Crushed barter … Habitable bridge model, 1996. Photo: © Zaha Hadid Foundation
Another model case includes studies for an unfinished office building on Pancras Lane, showing how the skewed perspectives of Hadid’s paintings began to translate into twisted three-dimensional shapes that defy gravity. “People ask,‘ Why aren’t there straight lines, why aren’t there 90 degrees at your job? ’” He once said. “That’s because life isn’t made on a grid.” His strange schemes of waterfall-cooled underground skyscrapers might not have come to fruition, but his east-facing conception of London foreshadowed the city’s direction of growth. And a snippet of his simplified view of the East End was ultimately made in the form of the agile aquatic center for the 2012 Olympics.
The foundation, which Hadid founded in 2013, plans to keep his experimental thinking alive. Since last year it has been led by an impressive team of high caliber, led by Paul Greenhalgh, former director of the Sainsbury Center, with research. directed by Jane Pavitt, former dean of humanities at the Royal College of Art, and the collection managed by Leonora Baird-Smith, who directed the collection management at the British Museum.

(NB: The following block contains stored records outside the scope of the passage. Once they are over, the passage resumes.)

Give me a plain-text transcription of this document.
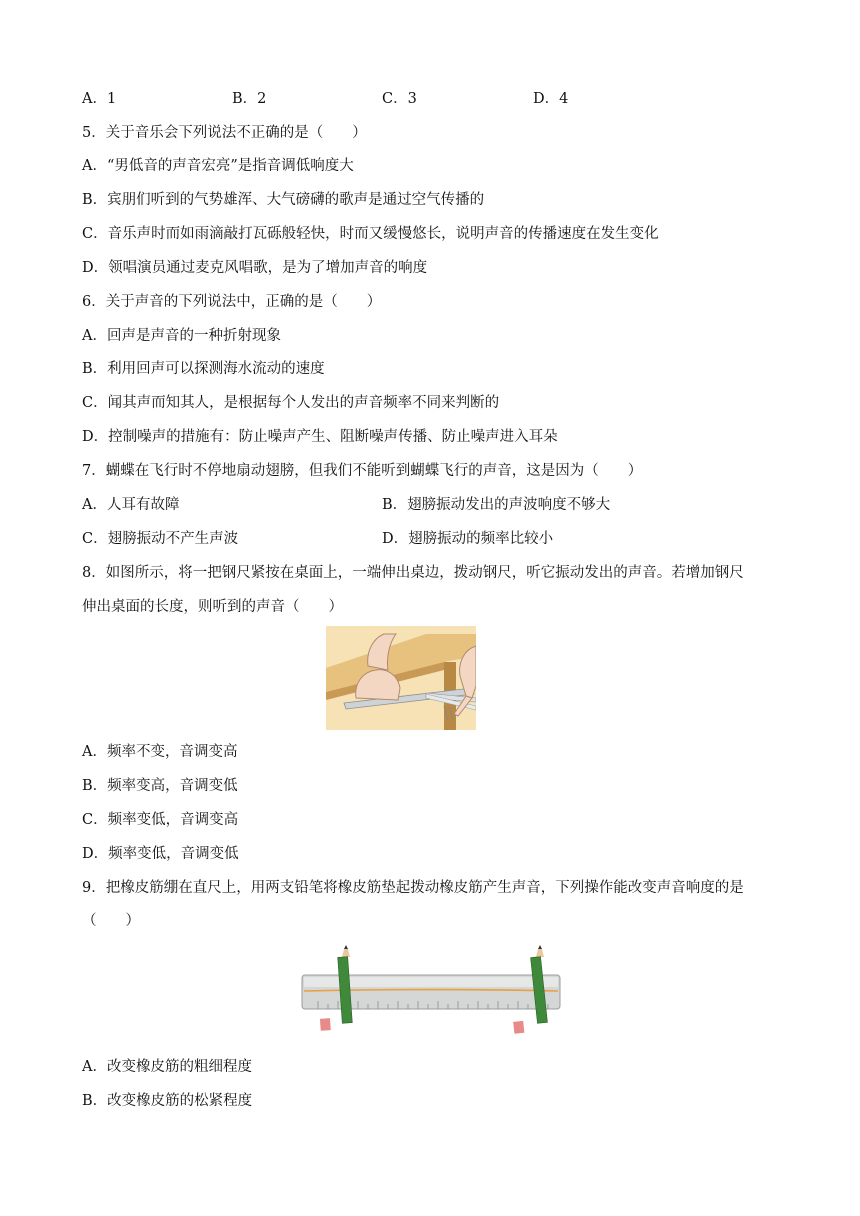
A．1	B．2	C．3	D．4
5．关于音乐会下列说法不正确的是（　　）
A．“男低音的声音宏亮”是指音调低响度大
B．宾朋们听到的气势雄浑、大气磅礴的歌声是通过空气传播的
C．音乐声时而如雨滴敲打瓦砾般轻快，时而又缓慢悠长，说明声音的传播速度在发生变化
D．领唱演员通过麦克风唱歌，是为了增加声音的响度
6．关于声音的下列说法中，正确的是（　　）
A．回声是声音的一种折射现象
B．利用回声可以探测海水流动的速度
C．闻其声而知其人，是根据每个人发出的声音频率不同来判断的
D．控制噪声的措施有：防止噪声产生、阻断噪声传播、防止噪声进入耳朵
7．蝴蝶在飞行时不停地扇动翅膀，但我们不能听到蝴蝶飞行的声音，这是因为（　　）
A．人耳有故障	B．翅膀振动发出的声波响度不够大
C．翅膀振动不产生声波	D．翅膀振动的频率比较小
8．如图所示，将一把钢尺紧按在桌面上，一端伸出桌边，拨动钢尺，听它振动发出的声音。若增加钢尺
伸出桌面的长度，则听到的声音（　　）
A．频率不变，音调变高
B．频率变高，音调变低
C．频率变低，音调变高
D．频率变低，音调变低
9．把橡皮筋绷在直尺上，用两支铅笔将橡皮筋垫起拨动橡皮筋产生声音，下列操作能改变声音响度的是
（　　）
A．改变橡皮筋的粗细程度
B．改变橡皮筋的松紧程度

“I love the idea of it being a think tank,” Greenhalgh says. “That can become dangerous and radical, and really compromise on the pressing issues facing our cities.” With a strong emphasis on education, the foundation has so far awarded three full scholarships to the London School of Architecture for low-income and refugee students, and plans to forge long-term research partnerships with other educational institutions. .
“Maybe this is London” … 1991 multilevel perspective. Photo: © Zaha Hadid Foundation
Greenhalgh expects the building to become something like the Rodin Museum or the Gustave Moreau Museum, both housed in places where artists lived and worked, with an auditorium, a gallery, and a space for events. Meanwhile, the former Shad Thames Design Museum building, which Hadid acquired before his death, will function more like an open warehouse: “It could be a city of models,” he says.
After a heated dispute over the fate of Hadid’s £ 100 million property was finally settled in 2020, the foundation can now focus on keeping its experimental spirit alive outside the courtroom. using its bases in the capital as a testing ground for more unrealized ideas. As Hadid put it: “Maybe that’s what London is all about: these potentials. Maybe their role is to be the final unrealized project.”